Should I wear a face mask?

Should I wear a face mask?

Guidance against wearing masks for the coronavirus is wrong – you should cover your face.

If you can successfully block access to your nose, throat, and eyes, you will avoid infection by the coronavirus, flu, and any of several hundred other respiratory viruses.

Since the beginning of the COVID-19 outbreak, public health authorities have advised us that masks are not necessary and should not be used by the general public for protection against the rapidly spreading virus.

There are compelling scientific reasons for this:

Masks work. There is widespread evidence from the field of occupational health, the SARS epidemic, and other outbreaks that wearing masks protects us from germs and interrupts the transmission of disease from sick to healthy people.

Masks are the best way to enforce the “do not touch your face” mantra we are hearing about for COVID-19. The coronavirus, like all respiratory viruses, needs to enter mucous membranes in the nose, throat, and eyes to cause infection. If you can successfully block access to these critical entry points, you will avoid infection by the coronavirus, flu, and any of several hundred other respiratory viruses. Unfortunately, we humans are relatively unique among mammals in that we continuously touch our eyes, noses, and mouths for seemingly no reason every 2.5 minutes. This behavior is hard-wired and starts in utero. Let’s get real — we’re not going to be able to instantly stop doing something we’ve been doing our whole lives.

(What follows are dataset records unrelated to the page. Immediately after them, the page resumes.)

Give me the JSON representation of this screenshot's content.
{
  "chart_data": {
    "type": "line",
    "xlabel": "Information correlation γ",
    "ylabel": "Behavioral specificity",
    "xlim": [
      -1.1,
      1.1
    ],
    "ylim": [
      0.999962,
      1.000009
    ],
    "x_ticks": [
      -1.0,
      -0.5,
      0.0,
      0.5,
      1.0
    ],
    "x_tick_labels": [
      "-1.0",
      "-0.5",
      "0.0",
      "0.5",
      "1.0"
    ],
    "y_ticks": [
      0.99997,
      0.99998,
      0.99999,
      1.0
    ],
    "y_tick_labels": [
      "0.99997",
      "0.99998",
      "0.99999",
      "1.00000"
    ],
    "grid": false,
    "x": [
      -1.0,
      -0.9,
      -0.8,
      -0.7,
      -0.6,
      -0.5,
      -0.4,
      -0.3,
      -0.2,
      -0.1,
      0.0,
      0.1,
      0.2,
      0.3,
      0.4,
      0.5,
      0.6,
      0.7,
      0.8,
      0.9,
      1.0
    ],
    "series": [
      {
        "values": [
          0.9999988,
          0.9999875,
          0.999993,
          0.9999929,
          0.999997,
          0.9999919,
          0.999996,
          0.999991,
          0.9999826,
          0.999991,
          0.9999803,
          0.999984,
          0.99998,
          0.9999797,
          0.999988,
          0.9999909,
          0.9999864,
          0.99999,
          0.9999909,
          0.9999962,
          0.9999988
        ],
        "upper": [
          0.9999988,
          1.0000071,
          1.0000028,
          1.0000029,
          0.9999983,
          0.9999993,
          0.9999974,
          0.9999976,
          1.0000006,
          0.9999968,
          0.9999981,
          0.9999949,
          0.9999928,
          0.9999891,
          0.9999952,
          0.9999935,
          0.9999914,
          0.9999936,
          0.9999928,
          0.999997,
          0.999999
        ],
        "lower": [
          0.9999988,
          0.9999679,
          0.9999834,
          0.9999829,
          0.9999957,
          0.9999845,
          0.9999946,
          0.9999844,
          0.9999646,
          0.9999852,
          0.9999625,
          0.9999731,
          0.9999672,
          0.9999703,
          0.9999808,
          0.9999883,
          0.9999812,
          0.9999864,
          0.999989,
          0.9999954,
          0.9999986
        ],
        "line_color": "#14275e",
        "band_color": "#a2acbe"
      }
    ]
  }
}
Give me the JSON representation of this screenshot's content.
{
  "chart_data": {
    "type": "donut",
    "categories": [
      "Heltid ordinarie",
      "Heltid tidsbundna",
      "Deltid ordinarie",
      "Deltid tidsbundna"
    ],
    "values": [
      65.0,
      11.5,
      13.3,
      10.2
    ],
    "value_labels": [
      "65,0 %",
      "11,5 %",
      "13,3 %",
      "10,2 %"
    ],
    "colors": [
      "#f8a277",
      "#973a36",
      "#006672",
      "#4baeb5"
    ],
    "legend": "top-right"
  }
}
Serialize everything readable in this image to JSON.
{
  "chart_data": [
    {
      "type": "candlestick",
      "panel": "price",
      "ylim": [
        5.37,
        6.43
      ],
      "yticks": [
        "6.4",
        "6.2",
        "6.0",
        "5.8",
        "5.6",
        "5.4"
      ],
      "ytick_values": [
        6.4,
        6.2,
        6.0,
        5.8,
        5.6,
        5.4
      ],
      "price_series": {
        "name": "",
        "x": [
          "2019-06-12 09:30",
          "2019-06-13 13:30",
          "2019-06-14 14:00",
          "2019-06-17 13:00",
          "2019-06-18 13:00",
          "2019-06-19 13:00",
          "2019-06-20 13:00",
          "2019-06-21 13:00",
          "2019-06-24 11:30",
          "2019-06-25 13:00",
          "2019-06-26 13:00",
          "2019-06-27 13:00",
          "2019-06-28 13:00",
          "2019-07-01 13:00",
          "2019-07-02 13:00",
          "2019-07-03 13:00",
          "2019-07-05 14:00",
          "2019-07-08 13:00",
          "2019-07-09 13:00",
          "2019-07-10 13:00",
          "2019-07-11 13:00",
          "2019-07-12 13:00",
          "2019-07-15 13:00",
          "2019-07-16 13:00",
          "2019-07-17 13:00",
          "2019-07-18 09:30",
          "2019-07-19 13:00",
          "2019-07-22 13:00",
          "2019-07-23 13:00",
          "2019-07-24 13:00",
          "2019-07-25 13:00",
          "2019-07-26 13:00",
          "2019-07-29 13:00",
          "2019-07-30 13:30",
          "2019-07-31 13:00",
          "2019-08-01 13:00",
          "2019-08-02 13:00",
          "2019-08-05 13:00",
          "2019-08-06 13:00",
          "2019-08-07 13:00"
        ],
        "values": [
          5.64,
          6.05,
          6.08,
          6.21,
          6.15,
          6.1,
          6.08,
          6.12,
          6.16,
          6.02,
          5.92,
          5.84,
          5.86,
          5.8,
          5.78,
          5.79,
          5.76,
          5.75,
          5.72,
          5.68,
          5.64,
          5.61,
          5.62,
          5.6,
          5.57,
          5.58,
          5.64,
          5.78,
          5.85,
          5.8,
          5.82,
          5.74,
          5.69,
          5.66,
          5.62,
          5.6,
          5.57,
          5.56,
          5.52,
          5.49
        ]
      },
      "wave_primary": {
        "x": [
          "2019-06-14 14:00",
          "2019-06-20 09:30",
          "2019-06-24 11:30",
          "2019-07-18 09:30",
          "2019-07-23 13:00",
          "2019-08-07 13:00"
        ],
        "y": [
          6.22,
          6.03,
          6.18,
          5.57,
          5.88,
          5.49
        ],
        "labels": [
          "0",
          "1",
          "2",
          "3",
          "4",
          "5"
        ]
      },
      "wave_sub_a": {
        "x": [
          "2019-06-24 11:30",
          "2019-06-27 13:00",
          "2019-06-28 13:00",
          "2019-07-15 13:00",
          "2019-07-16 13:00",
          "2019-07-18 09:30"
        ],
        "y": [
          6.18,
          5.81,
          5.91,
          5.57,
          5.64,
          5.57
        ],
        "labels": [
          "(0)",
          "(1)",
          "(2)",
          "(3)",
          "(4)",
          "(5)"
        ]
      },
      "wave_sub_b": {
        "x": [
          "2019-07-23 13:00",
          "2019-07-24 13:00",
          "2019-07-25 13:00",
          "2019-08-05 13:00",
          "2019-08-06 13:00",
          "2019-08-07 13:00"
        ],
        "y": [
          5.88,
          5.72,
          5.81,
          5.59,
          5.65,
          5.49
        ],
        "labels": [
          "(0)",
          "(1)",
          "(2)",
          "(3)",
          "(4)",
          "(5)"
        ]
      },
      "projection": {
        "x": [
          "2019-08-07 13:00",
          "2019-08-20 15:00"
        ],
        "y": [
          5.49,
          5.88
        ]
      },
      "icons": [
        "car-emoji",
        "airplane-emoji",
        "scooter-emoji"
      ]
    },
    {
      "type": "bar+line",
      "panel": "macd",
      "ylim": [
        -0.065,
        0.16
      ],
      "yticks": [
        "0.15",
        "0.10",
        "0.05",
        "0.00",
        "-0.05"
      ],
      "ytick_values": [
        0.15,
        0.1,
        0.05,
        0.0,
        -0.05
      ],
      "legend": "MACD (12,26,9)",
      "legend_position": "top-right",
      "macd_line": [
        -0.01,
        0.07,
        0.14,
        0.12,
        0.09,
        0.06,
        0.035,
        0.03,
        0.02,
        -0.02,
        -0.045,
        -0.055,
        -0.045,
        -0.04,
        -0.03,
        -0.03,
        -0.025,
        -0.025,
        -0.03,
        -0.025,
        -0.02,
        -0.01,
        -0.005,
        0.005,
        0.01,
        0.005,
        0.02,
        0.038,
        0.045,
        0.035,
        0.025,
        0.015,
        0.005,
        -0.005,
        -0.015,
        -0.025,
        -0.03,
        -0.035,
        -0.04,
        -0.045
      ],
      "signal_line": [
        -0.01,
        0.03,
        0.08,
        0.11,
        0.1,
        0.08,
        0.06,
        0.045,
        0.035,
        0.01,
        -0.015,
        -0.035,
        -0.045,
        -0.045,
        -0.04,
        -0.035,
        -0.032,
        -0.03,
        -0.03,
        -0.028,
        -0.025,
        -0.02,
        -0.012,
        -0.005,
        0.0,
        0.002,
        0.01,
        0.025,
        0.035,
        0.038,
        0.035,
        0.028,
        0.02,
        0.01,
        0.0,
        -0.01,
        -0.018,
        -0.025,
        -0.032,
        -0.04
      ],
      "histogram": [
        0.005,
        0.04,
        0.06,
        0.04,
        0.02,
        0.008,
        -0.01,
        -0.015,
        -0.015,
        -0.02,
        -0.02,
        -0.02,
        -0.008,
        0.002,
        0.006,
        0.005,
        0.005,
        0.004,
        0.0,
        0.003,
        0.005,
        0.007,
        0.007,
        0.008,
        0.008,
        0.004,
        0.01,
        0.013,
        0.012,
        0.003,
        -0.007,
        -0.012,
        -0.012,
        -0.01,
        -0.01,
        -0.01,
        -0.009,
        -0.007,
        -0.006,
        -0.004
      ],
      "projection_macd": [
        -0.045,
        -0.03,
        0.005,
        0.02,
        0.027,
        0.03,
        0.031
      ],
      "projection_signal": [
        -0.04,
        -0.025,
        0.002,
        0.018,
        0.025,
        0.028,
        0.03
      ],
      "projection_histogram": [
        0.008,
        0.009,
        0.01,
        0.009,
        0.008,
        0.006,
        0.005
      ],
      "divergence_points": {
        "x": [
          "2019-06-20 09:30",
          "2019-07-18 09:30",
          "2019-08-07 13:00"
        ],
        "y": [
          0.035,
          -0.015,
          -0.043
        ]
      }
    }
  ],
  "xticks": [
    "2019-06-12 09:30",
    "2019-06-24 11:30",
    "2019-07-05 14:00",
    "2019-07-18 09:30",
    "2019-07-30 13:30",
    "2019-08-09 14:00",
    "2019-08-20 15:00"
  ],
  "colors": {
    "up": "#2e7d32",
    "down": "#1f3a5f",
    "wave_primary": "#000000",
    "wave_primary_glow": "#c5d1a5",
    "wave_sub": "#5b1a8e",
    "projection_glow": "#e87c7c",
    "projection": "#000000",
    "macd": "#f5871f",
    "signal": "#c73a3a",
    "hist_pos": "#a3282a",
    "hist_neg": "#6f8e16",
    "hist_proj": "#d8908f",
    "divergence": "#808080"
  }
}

So what’s the answer? Cover your face with a mask. This will deny you access to your own face and make you conscious of how often you are tempted to touch your nose and mouth. 

Wearing masks is a powerful signal to others that these are not normal times, and that we all need to change our behaviors to stop a potentially devastating epidemic. Wearing a mask for the first time can be deeply uncomfortable, especially when others are not doing the same. We felt strange at first, but after a few days, we’ve become proud rather than embarrassed to wear a mask outside. If more people donned masks, it would become a social norm as well as a public health good. If we can stop handshaking to fight COVID-19, we can also end mask stigma.

Asian countries such as South Korea where there is little to no stigma around the wearing of face masks have seen far fewer cases and deaths from Coronoavirus when compared to the UK. Of course, there will be other factors that have contributed to this but the value of face masks should not be ignored. 

So what needs to be done here in the United Kingdom? Cover your face. Masks should be placed over the mouth and nose and removed carefully, without touching the outside surface.

We must also encourage others to cover their faces too. We need to change our perception that masks are only for sick people and that it’s weird or shameful to wear one. Instead, donning a mask needs to be seen as a responsible action to protect the wearer’s health and the health of those in close proximity to her. If our political leaders and cultural influencers put on masks, we could change our social attitudes and norms rapidly.

This will not be easy. Adding further instructions on top of everything we are being asked to do to stop COVID-19 could lead to overload and fatigue. However, handwashing, social distancing, and doing your best not to touch your face are not enough to stop the coronavirus. For the health of your neighbor and yourself, wear a mask.